Magnus was scornful.
“We are talking about here and now,” he said. “Next week, not some hypothetical next year. There is every chance that Miss Fryer will speak to Pilbeam the very next time she leaves the house. Then what? And she may know by sight any one of us that is in the habit of going out into the street, for whatever reason. She is dangerous.”
Miss Quigley looked smug.
“She would not know me,” she said, “not even by sight from a distance. I have a talent for fading into the background and being totally inconspicuous. It has to do with being nondescript, I suppose.”
There was always a b
ite in Miss Quigley’s blandly delivered statements. Soobie alone recognised and appreciated the dryness of her wit.
“That could be useful,” said Sir Magnus looking directly at the nanny for the first time in ages. “It is certainly worth considering. We may need you. We will need you!”
The others looked puzzled.
“As I see it,” continued Sir Magnus, speaking now to everybody, “we must all stay indoors for a month or two, till Miss Fryer loses any interest she might have in the residents of Number 5.”
“Stay indoors!” said Appleby. “For a month or two? You must be joking! Easy enough for you, Granpa. You haven’t been out of that bed since Christmas. And then it was a major event.
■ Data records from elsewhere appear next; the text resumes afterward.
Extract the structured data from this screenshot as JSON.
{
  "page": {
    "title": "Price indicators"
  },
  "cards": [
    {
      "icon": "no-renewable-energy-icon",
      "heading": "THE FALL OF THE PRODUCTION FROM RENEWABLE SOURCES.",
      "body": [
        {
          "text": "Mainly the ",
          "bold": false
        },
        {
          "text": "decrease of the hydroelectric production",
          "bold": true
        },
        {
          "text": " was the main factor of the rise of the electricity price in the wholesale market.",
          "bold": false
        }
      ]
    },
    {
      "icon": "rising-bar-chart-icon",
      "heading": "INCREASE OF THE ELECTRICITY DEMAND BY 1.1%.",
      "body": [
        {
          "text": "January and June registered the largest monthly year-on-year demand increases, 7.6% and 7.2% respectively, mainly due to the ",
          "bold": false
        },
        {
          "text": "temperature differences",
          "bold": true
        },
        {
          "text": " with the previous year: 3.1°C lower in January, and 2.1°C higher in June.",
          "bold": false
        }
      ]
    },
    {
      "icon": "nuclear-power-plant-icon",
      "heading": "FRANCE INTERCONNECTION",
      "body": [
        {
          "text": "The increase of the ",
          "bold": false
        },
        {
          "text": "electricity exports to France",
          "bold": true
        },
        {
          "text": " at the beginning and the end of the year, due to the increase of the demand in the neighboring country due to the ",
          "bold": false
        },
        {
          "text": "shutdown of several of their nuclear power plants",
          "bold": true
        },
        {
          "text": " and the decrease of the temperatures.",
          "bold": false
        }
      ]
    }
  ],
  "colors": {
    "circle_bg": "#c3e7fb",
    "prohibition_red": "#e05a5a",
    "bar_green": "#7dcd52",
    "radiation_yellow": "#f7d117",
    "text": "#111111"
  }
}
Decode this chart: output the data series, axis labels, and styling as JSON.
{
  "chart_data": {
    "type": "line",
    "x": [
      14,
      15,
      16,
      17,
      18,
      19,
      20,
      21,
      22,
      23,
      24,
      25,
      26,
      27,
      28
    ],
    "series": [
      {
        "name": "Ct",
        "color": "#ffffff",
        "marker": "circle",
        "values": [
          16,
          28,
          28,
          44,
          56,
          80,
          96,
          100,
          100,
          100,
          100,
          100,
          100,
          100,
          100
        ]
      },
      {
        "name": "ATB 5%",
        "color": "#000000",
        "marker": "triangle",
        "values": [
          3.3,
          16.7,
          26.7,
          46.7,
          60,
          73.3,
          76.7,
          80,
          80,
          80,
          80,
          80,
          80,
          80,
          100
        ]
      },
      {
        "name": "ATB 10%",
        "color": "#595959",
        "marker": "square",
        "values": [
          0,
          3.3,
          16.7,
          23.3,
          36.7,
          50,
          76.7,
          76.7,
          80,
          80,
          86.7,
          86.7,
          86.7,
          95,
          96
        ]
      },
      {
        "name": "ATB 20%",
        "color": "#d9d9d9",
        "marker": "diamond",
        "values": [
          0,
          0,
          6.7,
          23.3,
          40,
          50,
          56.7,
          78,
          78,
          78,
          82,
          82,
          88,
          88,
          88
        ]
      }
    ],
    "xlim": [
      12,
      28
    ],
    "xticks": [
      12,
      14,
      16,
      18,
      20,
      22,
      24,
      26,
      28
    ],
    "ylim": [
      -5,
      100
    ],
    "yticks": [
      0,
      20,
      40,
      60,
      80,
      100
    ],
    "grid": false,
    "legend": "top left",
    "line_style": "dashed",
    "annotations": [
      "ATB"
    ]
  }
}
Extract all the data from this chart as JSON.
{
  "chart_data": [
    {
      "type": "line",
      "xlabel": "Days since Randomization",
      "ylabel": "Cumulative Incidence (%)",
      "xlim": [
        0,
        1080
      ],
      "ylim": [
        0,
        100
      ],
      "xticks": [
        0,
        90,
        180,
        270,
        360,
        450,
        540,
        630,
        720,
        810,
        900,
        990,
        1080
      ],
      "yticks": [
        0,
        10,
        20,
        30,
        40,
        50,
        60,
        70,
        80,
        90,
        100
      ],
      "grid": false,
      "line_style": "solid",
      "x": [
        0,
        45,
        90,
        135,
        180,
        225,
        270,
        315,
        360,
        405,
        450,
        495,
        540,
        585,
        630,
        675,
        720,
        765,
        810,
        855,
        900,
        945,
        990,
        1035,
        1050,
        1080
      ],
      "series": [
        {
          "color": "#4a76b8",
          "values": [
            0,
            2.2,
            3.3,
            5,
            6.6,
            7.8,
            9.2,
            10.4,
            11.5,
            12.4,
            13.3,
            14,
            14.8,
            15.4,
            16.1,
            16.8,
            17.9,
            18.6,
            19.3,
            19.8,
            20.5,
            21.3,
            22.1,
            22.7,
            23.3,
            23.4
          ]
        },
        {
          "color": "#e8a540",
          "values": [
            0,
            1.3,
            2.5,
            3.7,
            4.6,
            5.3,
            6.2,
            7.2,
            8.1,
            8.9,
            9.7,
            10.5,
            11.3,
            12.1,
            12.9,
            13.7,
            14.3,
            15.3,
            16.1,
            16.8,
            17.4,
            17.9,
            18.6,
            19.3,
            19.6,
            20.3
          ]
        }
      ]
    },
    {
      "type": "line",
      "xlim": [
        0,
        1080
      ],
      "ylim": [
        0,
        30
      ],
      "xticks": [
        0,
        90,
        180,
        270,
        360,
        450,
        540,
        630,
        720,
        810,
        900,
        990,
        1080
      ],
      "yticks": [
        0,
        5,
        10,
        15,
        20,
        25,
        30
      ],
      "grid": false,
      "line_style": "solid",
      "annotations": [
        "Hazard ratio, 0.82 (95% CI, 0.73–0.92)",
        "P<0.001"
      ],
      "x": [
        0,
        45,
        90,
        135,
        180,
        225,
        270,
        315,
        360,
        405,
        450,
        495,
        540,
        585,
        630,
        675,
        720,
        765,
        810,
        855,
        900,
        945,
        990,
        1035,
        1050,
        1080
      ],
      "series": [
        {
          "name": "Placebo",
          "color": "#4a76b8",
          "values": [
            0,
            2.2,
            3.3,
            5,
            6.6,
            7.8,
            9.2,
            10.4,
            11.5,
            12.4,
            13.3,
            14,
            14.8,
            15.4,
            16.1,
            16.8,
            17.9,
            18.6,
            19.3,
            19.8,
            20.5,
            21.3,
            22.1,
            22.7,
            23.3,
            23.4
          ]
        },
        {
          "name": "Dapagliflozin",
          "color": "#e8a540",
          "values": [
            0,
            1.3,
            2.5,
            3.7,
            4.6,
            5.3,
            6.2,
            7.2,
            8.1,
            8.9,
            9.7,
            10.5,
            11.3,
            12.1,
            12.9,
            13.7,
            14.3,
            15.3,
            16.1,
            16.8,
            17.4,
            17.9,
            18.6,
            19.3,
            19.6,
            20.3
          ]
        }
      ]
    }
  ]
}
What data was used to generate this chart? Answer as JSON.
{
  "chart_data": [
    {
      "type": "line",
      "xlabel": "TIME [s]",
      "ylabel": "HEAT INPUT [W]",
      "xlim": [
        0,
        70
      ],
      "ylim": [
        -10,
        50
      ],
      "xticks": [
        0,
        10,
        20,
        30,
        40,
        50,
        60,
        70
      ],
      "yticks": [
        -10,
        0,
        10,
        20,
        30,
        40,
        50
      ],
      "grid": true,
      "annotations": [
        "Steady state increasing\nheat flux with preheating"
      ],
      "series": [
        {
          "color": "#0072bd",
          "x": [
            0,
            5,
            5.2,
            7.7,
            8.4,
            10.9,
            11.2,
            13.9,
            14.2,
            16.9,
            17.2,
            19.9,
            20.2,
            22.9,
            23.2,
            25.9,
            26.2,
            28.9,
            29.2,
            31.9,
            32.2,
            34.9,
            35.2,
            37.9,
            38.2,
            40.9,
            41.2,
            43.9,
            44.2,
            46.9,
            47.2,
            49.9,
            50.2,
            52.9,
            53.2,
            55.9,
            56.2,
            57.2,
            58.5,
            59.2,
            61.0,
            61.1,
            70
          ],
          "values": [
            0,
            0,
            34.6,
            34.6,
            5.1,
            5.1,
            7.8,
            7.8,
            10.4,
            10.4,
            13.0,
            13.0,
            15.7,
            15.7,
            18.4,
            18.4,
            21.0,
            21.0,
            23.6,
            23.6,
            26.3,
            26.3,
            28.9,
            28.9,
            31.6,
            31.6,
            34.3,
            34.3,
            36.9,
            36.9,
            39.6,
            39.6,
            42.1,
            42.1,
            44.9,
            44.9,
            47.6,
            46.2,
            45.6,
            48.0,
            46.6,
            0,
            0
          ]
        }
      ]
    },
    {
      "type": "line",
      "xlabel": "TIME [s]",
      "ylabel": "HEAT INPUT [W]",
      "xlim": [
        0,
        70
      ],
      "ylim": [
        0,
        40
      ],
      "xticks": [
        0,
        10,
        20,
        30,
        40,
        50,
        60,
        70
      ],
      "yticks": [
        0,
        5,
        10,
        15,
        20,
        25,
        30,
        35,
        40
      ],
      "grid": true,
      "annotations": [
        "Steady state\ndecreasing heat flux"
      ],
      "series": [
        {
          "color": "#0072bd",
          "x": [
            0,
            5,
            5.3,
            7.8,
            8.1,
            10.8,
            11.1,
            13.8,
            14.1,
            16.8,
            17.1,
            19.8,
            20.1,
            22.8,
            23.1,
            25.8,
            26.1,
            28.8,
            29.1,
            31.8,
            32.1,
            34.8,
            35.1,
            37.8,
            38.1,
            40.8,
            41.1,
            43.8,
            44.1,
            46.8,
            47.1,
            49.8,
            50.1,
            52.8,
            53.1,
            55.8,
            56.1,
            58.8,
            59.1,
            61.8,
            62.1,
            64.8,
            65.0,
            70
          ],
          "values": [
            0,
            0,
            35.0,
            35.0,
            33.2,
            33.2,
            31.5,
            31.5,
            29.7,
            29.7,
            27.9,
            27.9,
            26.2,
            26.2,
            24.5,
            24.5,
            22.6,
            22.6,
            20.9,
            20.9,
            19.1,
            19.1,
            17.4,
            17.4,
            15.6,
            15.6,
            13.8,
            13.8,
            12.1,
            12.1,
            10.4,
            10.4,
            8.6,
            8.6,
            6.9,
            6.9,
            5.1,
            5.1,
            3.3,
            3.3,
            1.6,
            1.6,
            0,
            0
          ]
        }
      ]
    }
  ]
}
I’m not staying cooped up in the house for days on end. I go places. I see things. I buy things. That’s what life’s about.”
Vigorous as usual, blunt and determined, but no match for her grandfather on this occasion. His black button eyes glared at her.
“You will do what you are told, young lady, or you might find yourself shut up in the airing cupboard. That is really being cooped up. Remember?”
Appleby seethed, but said no more.
“I suppose I could get by without going out,” said Tulip, “but it will be inconvenient never to go to the wool shop. I have my work to do, you know, Magnus. I will need the wool.”
The only place Tulip ever went to was, in fact, the wool shop. Infrequently and with a sense of occasion, she took off her checked pinafore and dressed up to go out. She would wear her one and only outdoor coat, dark grey, in a princess style with a silver fur collar and a half-belt on the back. On her head she would wear a matching felt hat with a veil that she pulled down over her brow. The clothes were old-fashioned, but they served their purpose. The woman inside them was totally unrecognisable, but obviously a lady.